Dodd Wood

2 mins read
Photo Source: Alec Mamwell

Dodd Wood, a mixture of both conifers and broad-leaved trees, reaches part way up the steep, western slopes of the Skiddaw massif. The woods are criss-crossed by walking trails, several of them waymarked with colour-coded posts. These range from the one-mile Douglas Fir Trail, graded by Forestry England as ‘moderate’, to the much steeper Dodd Summit Trail. Three miles long and graded ‘hard’, the latter climbs above the tree line to the 1647ft/502m summit of Dodd, which enjoys spectacular views over Derwentwater, Bassenthwaite Lake and across the Solway Firth to the Scottish hills.      

From April until the end of August, volunteers and staff from the Lake District Osprey Project are on hand to help visitors spot the huge, fish-eating birds of prey that nest nearby.
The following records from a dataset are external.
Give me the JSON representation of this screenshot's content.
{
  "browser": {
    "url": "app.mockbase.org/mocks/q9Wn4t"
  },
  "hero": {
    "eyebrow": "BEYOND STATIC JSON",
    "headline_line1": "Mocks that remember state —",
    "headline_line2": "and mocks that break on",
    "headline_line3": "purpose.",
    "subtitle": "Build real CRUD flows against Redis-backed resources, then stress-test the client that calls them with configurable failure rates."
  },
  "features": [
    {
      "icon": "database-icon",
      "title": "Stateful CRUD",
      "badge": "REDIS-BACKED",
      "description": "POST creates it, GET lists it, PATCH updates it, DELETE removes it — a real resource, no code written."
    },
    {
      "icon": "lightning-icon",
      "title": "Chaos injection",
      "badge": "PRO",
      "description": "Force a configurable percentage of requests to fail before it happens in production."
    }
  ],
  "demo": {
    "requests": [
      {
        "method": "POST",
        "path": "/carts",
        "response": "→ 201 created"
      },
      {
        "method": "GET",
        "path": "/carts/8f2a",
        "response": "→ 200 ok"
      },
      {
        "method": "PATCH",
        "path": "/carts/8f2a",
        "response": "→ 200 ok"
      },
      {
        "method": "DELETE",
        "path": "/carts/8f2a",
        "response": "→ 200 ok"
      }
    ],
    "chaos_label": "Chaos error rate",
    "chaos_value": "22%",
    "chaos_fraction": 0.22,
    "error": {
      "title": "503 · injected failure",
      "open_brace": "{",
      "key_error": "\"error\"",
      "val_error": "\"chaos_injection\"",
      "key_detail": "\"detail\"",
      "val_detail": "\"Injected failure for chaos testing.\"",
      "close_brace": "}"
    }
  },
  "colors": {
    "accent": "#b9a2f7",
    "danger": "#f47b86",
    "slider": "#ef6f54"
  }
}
There are two viewing platforms, both equipped with telescopes and signposted from the car park. The walk up to the lower viewpoint takes about 15 minutes, but you’ll need to allow up to 45 minutes to reach the higher viewpoint. There is also sometimes a webcam trained on the nest, with video footage screened in the visitor centre at Whinlatter on the opposite side of the lake. 

Ospreys returned to the Lake District in 2001 after having been persecuted to extinction in the UK in the early part of the twentieth century. The Lake District Osprey Project spent years trying to encourage these magnificent birds back to Cumbria, building tree-top platforms for them. Eventually, a passing pair took a fancy to one of these nesting sites beside Bassenthwaite Lake and decided to set up home there.

Dodd Wood is best accessed from the pay-and-display car park off the A591, less than four miles north of Keswick. This can easily be reached by bus from the town centre. The car park, opposite the entrance to Mirehouse, contains public toilets and the Old Sawmill Tearoom.